危ない私立大学 残る私立大学 木村誠 朝日新書 2012年
著者の予想によると、今後10年で私立大学100校以上が消えてしまうという。受験生の心情としては、自分の受験する大学がそう簡単に消えてなくなってしまっては困るであろうし、大学のOB・OGの立場からしても、母校の消える寂しさは想像に難くない。学生数や教育研究費といった、筆者なりの分析指標を用いたサバイバル度ランキングに、高校のお薦めなども加味し、私立大学の生き残り可能性について議論する。
どんな場合であっても、評価するには基準が必要であるし、その基準が妥当であるかの検討は必要であろう。例えば、本書でも結局のところは大都市圏にキャンパスを構えた大きな大学ほど上位にランクインする傾向がある。しかし、それを言っていては始まらない面もある。筆者なりの基準で選ばれた数値を受け入れ、分析をじっくりと読んでこそ、本書の価値があると言える。

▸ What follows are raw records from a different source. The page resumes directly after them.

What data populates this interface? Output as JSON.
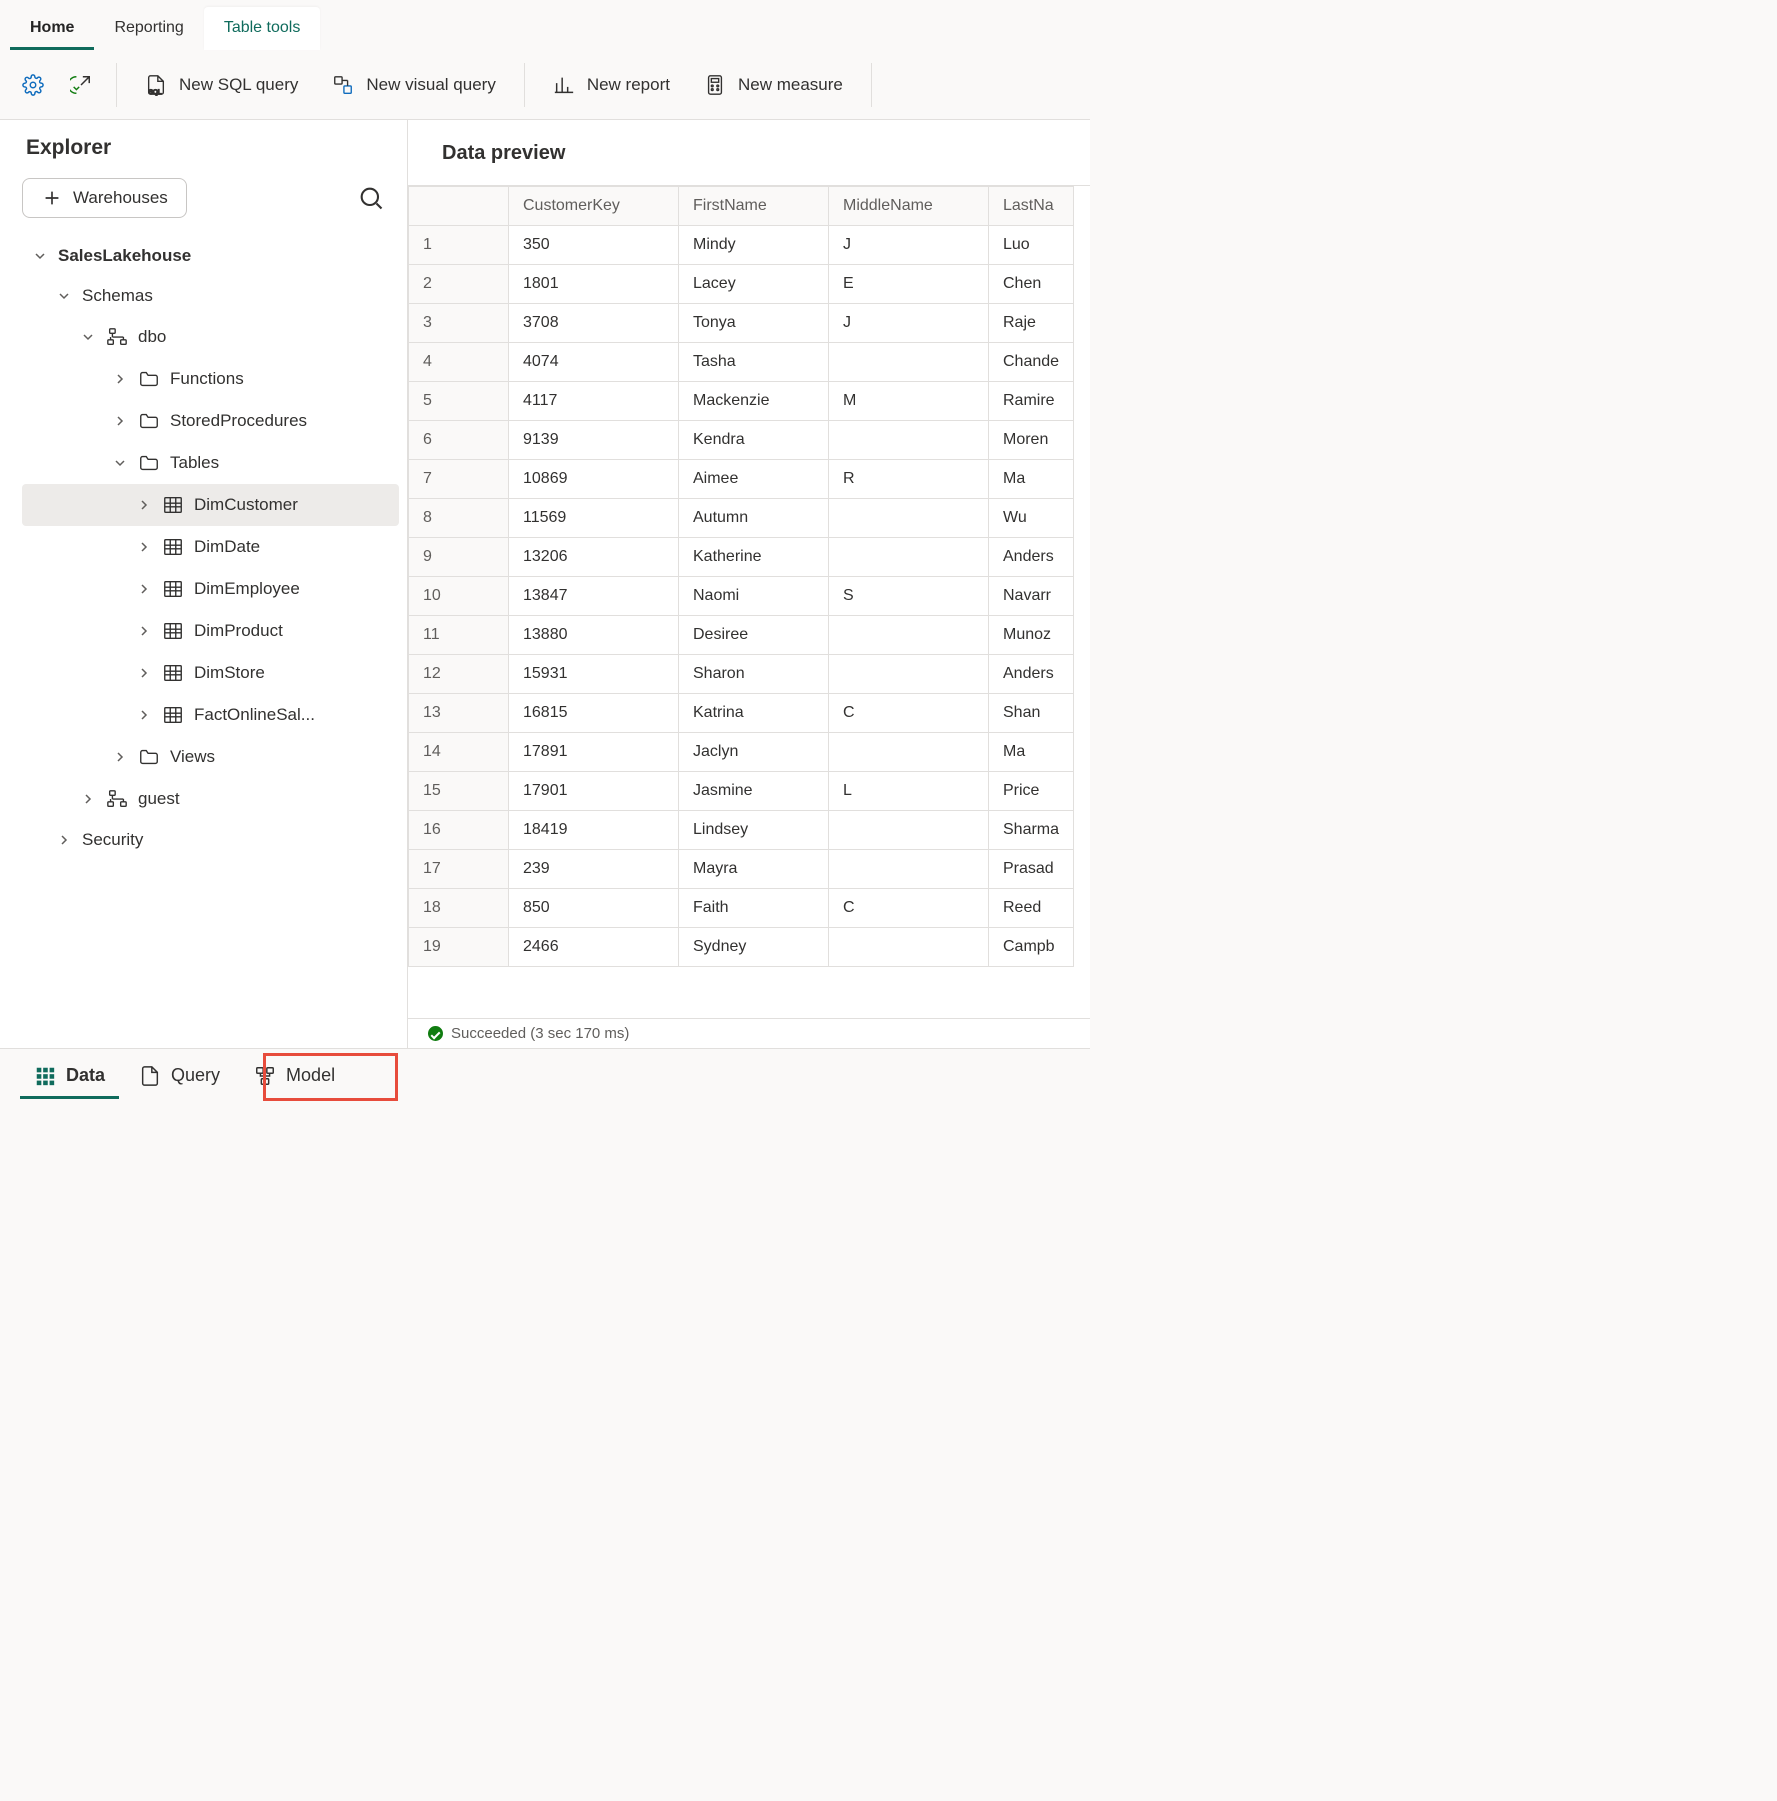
{
  "ribbon": {
    "tabs": [
      "Home",
      "Reporting",
      "Table tools"
    ]
  },
  "toolbar": {
    "new_sql_query": "New SQL query",
    "new_visual_query": "New visual query",
    "new_report": "New report",
    "new_measure": "New measure"
  },
  "explorer": {
    "title": "Explorer",
    "add_warehouses": "Warehouses",
    "tree": {
      "root": "SalesLakehouse",
      "schemas_label": "Schemas",
      "dbo_label": "dbo",
      "guest_label": "guest",
      "security_label": "Security",
      "folders": {
        "functions": "Functions",
        "stored_procs": "StoredProcedures",
        "tables": "Tables",
        "views": "Views"
      },
      "tables": [
        "DimCustomer",
        "DimDate",
        "DimEmployee",
        "DimProduct",
        "DimStore",
        "FactOnlineSal..."
      ]
    }
  },
  "preview": {
    "title": "Data preview",
    "columns": [
      "CustomerKey",
      "FirstName",
      "MiddleName",
      "LastNa"
    ],
    "rows": [
      {
        "n": "1",
        "CustomerKey": "350",
        "FirstName": "Mindy",
        "MiddleName": "J",
        "LastNa": "Luo"
      },
      {
        "n": "2",
        "CustomerKey": "1801",
        "FirstName": "Lacey",
        "MiddleName": "E",
        "LastNa": "Chen"
      },
      {
        "n": "3",
        "CustomerKey": "3708",
        "FirstName": "Tonya",
        "MiddleName": "J",
        "LastNa": "Raje"
      },
      {
        "n": "4",
        "CustomerKey": "4074",
        "FirstName": "Tasha",
        "MiddleName": "",
        "LastNa": "Chande"
      },
      {
        "n": "5",
        "CustomerKey": "4117",
        "FirstName": "Mackenzie",
        "MiddleName": "M",
        "LastNa": "Ramire"
      },
      {
        "n": "6",
        "CustomerKey": "9139",
        "FirstName": "Kendra",
        "MiddleName": "",
        "LastNa": "Moren"
      },
      {
        "n": "7",
        "CustomerKey": "10869",
        "FirstName": "Aimee",
        "MiddleName": "R",
        "LastNa": "Ma"
      },
      {
        "n": "8",
        "CustomerKey": "11569",
        "FirstName": "Autumn",
        "MiddleName": "",
        "LastNa": "Wu"
      },
      {
        "n": "9",
        "CustomerKey": "13206",
        "FirstName": "Katherine",
        "MiddleName": "",
        "LastNa": "Anders"
      },
      {
        "n": "10",
        "CustomerKey": "13847",
        "FirstName": "Naomi",
        "MiddleName": "S",
        "LastNa": "Navarr"
      },
      {
        "n": "11",
        "CustomerKey": "13880",
        "FirstName": "Desiree",
        "MiddleName": "",
        "LastNa": "Munoz"
      },
      {
        "n": "12",
        "CustomerKey": "15931",
        "FirstName": "Sharon",
        "MiddleName": "",
        "LastNa": "Anders"
      },
      {
        "n": "13",
        "CustomerKey": "16815",
        "FirstName": "Katrina",
        "MiddleName": "C",
        "LastNa": "Shan"
      },
      {
        "n": "14",
        "CustomerKey": "17891",
        "FirstName": "Jaclyn",
        "MiddleName": "",
        "LastNa": "Ma"
      },
      {
        "n": "15",
        "CustomerKey": "17901",
        "FirstName": "Jasmine",
        "MiddleName": "L",
        "LastNa": "Price"
      },
      {
        "n": "16",
        "CustomerKey": "18419",
        "FirstName": "Lindsey",
        "MiddleName": "",
        "LastNa": "Sharma"
      },
      {
        "n": "17",
        "CustomerKey": "239",
        "FirstName": "Mayra",
        "MiddleName": "",
        "LastNa": "Prasad"
      },
      {
        "n": "18",
        "CustomerKey": "850",
        "FirstName": "Faith",
        "MiddleName": "C",
        "LastNa": "Reed"
      },
      {
        "n": "19",
        "CustomerKey": "2466",
        "FirstName": "Sydney",
        "MiddleName": "",
        "LastNa": "Campb"
      }
    ],
    "status": "Succeeded (3 sec 170 ms)"
  },
  "view_tabs": {
    "data": "Data",
    "query": "Query",
    "model": "Model"
  }
}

また、本書で注目すべき点は、地方で頑張っている私立大学を評価している点である。元々、募集には苦労する地方私立大学にも、優れた取り組みをして、受験生の信頼を得ている大学が存在する。地元志向が高まる現在、地方の元気印にも頑張ってもらいたい。
絶えず変化する社会のニーズに対応しつつ、どこまで社会に媚びすぎずに自分達の姿勢を貫いていくか。私立大学の直面する問題は、我々国民に対する問いかけでもある。